Monday, 13 January 2020: 2:45 PM
157AB (Boston Convention and Exhibition Center)
Adam Theisen, Argonne National Laboratory, Lemont, IL; and S. Collis, R. Jackson, Z. Sherman, N. L. Hickmon, K. E. Kehoe, C. Godine, A. J. Sockol, A. King, and M. T. Giansiracusa

The Atmospheric data Community Toolkit (ACT) is a library of codes in the python programming language for working with atmospheric science datasets of varying dimensions. Development efforts in the past have routinely been created in a program or group specific silo space and not with the open source community in mind. This has led to a lot of redundant effort spent on developing code for working with datasets when the effort could be better spent on the science. The goal of ACT is to provide a platform on which the entire atmospheric science community can work together and develop code for applications throughout the entire scientific process, which include

Discovery – Using APIs to find and download data. Currently, the API for the Atmospheric Radiation Measurement Program Data Live Web Service is being used.

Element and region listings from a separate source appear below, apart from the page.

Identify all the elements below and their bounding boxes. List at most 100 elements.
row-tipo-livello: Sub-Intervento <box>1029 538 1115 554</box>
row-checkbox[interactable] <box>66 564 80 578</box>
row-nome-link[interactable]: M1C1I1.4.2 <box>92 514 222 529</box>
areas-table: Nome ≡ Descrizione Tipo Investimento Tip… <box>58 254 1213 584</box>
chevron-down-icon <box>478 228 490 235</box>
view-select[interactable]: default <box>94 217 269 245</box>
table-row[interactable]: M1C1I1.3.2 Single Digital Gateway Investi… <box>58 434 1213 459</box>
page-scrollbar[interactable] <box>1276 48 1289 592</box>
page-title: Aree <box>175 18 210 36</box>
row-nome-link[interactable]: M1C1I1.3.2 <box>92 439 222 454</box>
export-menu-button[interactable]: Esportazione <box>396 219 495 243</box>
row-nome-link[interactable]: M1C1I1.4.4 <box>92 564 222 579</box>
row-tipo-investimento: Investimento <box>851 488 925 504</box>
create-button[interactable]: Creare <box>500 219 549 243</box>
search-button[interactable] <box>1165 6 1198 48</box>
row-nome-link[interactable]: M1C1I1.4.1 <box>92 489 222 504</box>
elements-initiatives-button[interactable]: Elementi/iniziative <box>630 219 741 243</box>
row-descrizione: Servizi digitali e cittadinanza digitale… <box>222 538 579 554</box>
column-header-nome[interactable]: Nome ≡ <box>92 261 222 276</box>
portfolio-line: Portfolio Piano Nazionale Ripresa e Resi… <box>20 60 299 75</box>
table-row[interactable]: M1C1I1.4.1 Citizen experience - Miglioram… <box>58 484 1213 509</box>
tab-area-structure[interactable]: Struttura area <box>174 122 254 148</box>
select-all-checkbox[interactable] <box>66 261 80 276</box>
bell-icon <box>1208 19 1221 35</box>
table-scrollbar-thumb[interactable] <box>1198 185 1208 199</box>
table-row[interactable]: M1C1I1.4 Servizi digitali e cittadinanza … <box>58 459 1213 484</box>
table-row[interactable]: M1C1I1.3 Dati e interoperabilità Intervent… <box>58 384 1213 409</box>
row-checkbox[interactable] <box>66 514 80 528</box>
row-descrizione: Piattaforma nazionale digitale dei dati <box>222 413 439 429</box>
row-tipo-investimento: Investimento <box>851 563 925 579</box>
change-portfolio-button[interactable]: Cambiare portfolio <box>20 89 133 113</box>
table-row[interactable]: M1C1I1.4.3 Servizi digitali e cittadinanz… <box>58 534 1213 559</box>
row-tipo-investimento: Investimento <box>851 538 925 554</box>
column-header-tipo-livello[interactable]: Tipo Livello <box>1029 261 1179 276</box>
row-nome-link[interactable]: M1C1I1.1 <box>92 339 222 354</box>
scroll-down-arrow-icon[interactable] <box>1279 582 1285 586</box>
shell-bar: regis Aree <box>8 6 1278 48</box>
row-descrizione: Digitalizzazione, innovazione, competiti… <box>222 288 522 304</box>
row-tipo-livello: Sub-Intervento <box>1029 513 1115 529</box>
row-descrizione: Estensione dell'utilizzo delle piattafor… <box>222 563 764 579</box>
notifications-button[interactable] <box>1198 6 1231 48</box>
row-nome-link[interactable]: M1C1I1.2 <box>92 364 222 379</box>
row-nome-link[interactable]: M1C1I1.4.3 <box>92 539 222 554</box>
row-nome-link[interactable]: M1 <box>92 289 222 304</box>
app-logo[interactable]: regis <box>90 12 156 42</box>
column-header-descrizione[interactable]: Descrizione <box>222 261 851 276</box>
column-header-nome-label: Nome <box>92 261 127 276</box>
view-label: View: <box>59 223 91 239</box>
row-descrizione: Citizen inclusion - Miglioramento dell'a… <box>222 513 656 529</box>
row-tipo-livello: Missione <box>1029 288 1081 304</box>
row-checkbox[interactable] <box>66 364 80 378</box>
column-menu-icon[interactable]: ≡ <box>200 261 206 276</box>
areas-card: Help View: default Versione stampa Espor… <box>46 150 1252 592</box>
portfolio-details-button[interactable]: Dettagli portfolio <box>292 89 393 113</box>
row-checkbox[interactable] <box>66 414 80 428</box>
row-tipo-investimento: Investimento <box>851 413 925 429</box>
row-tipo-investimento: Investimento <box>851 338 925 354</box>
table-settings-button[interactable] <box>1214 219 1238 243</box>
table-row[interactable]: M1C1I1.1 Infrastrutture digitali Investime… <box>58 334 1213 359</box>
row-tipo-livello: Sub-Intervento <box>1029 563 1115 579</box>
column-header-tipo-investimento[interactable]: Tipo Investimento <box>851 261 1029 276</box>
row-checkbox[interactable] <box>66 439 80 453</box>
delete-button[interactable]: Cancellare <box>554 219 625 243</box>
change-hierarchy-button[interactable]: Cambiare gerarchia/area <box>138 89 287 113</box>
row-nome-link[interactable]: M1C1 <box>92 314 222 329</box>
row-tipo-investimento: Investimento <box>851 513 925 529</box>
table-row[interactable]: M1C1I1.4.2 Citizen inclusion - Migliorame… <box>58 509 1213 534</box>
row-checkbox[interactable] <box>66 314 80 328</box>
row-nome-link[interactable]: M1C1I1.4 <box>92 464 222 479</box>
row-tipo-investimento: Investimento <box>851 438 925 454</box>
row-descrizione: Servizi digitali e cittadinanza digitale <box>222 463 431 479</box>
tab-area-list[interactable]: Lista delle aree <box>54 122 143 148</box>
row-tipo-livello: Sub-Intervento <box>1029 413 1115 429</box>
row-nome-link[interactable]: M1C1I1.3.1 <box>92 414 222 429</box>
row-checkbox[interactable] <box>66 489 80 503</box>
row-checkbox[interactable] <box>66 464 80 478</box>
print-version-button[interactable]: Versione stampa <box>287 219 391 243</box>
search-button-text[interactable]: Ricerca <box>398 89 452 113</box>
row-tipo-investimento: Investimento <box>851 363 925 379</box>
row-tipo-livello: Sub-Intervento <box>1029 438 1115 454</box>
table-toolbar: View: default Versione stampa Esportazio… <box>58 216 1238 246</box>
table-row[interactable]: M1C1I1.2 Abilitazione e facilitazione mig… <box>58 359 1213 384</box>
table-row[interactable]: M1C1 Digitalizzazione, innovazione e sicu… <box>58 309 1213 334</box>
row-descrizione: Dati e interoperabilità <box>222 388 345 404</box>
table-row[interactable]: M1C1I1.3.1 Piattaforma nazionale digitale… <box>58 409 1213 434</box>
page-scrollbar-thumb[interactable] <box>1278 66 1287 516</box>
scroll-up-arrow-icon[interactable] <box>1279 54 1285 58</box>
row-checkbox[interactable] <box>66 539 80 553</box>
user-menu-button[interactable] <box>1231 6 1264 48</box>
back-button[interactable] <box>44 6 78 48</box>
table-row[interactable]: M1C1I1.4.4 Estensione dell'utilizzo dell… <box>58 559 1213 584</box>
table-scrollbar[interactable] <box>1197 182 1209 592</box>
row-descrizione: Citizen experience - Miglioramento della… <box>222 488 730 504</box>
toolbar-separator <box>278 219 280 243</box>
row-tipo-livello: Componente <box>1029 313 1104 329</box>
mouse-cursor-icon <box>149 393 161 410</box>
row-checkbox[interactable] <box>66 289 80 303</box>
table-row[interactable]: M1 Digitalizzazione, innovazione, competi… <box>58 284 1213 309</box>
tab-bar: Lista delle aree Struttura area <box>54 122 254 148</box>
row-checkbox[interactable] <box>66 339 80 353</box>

I/O – Scripts to ingest data into the common data model. Scripts to read netcdf, csv, and ascii into the common data model have been developed and tested to work on data from a variety of programs.

Quality Control – Scripts for working with bit-packed quality control information and for applying tests to datasets.

Corrections – Scripts for applying corrections to the data. Some instruments require that proper corrections be applied before the data are to be used in a quantitative sense.

Retrievals/Calculations – Scripts for adding value to the data. For example, calculating the stability parameters from a sounding profile.

Visualizations – Scripts for visualizing data in a number of different ways including, 1D and 2D time series, wind rose, histograms, skew-T, and more.

ACT uses a common data model that is built off of xarray and inherits all the functionality of it. The code is self-documenting, using Sphinx to create documentation and unit tests are deployed to ensure that code contributed back to ACT does not break existing functionality. The initial development has focused on reading and visualizing data whereas the upcoming efforts will seek to improve existing capabilities and add for content to the areas for processing and analyzing data (QC, Corrections, Retrievals).